Distributed Augmentation, Hypersweeps, and Branch Decomposition of Contour Trees for Scientific Exploration

TL;DR

This work introduces distributed algorithms for augmentation, hypersweeps, and branch decomposition that enable parallel computation of geometric properties, and support the use of distributed contour trees as query structures for scientific exploration.

Abstract

Contour trees describe the topology of level sets in scalar fields and are widely used in topological data analysis and visualization. A main challenge of utilizing contour trees for large-scale scientific data is their computation at scale using high-performance computing. To address this challenge, recent work has introduced distributed hierarchical contour trees for distributed computation and storage of contour trees. However, effective use of these distributed structures in analysis and visualization requires subsequent computation of geometric properties and branch decomposition to support contour extraction and exploration. In this work, we introduce distributed algorithms for augmentation, hypersweeps, and branch decomposition that enable parallel computation of geometric properties, and support the use of distributed contour trees as query structures for scientific exploration. We evaluate the parallel performance of these algorithms and apply them to identify and extract important contours for scientific visualization.

Figures (14)

• Figure 1: A contour tree (right) and global topological zones (left) for Vancouver.
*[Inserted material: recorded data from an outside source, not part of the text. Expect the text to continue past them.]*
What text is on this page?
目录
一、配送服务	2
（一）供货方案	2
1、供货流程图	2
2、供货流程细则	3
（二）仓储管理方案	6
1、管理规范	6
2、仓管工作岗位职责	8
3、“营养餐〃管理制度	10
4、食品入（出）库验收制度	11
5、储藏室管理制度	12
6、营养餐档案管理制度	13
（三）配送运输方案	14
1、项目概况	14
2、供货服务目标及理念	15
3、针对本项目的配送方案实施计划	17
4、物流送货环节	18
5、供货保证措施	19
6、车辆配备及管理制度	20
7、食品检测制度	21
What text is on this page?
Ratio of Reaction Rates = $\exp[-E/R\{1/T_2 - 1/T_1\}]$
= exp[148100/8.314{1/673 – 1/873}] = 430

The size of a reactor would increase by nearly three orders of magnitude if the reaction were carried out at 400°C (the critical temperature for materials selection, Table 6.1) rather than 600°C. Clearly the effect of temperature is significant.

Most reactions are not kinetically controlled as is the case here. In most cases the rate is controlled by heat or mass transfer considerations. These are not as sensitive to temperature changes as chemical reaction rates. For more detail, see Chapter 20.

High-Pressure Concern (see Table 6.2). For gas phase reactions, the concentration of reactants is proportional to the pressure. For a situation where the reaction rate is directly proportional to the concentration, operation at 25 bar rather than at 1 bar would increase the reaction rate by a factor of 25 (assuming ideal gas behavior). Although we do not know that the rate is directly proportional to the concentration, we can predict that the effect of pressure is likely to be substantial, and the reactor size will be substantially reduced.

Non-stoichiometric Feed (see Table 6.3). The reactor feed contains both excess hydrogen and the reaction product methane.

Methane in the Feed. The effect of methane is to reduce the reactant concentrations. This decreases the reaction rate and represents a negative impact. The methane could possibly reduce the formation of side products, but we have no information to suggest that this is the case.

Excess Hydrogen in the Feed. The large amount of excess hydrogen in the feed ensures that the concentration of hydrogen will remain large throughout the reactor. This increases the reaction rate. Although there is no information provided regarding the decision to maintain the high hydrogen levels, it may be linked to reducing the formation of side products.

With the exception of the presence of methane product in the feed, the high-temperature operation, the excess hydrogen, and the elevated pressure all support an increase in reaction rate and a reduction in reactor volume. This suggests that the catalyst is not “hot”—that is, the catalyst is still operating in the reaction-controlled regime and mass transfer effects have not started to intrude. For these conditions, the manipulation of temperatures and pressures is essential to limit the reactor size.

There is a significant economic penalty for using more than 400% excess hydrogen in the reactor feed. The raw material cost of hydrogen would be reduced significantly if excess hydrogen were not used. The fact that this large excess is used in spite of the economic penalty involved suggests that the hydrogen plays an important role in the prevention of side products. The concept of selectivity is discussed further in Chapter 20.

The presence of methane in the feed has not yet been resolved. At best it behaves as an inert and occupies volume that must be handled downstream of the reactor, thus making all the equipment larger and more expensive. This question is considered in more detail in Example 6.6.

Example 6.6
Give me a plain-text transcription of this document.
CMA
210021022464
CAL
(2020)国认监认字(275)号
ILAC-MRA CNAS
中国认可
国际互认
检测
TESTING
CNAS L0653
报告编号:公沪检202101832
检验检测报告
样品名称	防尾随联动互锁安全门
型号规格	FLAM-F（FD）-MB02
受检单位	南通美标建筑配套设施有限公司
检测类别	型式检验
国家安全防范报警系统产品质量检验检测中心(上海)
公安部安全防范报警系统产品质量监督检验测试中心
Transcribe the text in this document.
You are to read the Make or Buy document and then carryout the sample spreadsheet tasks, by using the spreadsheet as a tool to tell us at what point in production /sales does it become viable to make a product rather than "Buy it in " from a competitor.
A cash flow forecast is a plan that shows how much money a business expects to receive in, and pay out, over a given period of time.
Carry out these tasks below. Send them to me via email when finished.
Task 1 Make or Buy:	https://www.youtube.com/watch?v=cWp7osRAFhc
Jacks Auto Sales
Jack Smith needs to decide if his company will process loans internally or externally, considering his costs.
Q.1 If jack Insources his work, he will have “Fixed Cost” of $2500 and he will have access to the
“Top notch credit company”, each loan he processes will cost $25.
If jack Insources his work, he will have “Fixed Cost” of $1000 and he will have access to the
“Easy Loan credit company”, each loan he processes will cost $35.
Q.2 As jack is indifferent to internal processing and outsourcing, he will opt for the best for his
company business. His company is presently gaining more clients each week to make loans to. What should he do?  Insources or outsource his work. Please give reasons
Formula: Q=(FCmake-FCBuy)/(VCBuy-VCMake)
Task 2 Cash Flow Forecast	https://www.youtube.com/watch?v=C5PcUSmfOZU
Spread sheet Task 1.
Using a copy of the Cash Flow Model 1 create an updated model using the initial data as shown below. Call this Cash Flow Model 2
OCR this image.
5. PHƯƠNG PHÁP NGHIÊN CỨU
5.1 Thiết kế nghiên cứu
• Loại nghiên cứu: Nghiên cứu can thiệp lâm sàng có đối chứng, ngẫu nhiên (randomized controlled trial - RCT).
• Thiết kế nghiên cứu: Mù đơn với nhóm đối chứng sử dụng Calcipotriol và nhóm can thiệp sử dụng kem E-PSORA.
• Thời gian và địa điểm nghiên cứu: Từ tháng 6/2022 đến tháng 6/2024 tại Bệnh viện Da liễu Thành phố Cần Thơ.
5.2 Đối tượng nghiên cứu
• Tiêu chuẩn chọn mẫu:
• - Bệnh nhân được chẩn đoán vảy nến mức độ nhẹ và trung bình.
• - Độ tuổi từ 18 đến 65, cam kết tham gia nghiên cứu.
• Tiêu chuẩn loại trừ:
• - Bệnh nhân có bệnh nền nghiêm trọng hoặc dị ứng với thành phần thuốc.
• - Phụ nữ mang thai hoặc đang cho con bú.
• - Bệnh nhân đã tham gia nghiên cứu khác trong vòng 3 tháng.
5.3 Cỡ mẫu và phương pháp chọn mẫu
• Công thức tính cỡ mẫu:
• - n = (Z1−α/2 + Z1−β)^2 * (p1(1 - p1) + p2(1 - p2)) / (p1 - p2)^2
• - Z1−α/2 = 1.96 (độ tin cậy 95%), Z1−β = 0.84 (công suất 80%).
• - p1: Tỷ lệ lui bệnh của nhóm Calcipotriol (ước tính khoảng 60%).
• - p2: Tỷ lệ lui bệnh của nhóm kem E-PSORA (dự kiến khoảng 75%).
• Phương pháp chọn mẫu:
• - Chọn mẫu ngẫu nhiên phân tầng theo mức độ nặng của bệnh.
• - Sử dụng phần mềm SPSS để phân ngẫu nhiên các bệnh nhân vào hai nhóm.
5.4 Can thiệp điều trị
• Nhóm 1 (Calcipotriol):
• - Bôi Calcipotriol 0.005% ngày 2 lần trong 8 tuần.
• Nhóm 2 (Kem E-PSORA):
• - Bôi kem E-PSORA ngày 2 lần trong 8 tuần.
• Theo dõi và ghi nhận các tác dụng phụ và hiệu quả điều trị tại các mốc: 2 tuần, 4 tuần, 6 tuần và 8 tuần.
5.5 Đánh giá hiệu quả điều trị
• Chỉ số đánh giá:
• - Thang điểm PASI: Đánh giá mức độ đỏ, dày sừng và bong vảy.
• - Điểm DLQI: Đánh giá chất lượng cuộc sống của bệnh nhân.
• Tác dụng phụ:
Data values on the underlying 2D simplicial mesh are shown, with supernodes shown as hollow circles, and topological zones as colored bands matching the superarcs in the contour tree. Letters indicate sort order due to the simulation of simplicity. The branch decomposition by approximated areas is shown on the right by line thickness, with $91-0a$ as the main branch, $4d-1d$ as the secondary branch, and all other superarcs forming individual branches (i.e, minor branches).
• Figure 2: Distributed hierarchical contour trees for \ref{['fig:vancouver-unitary']}. Each block (rank) stores the subset of the global contour tree for all contours that pass through the block: the global contour tree is therefore the union of the individual trees. Prior to augmentation, subtrees restricted to a child block are not represented on other blocks. In the augmented version, attachment points for child subtrees are explicitly represented on all blocks sharing the superarc. The augmentation allows correct prefix scans but increases communication cost and memory footprints. Note that superarcs are assumed to be oriented towards the root $1d$, and are labelled by their source supernode.
• Figure 3: Swap sequence for augmentation. Ranks swap their list of attachments with their partners until all ranks have the full list of attachment points to insert along each shared superarc on the rank.
• Figure 4: Distributed hypersweep for subtree node count. Each block uses prefix sums to count regular nodes in each zone, omitting nodes shared with blocks with higher block ID (white lettering in \ref{['fig:vancouver-blockwise']}). Each block then performs a hypersweep to compute the contribution to the subtree size. Blocks then sum region sizes in the same fan-in used for the trees.
• Figure 5: An example for contour extraction. Critical points are labeled with lower case letters, and contours with upper case letters.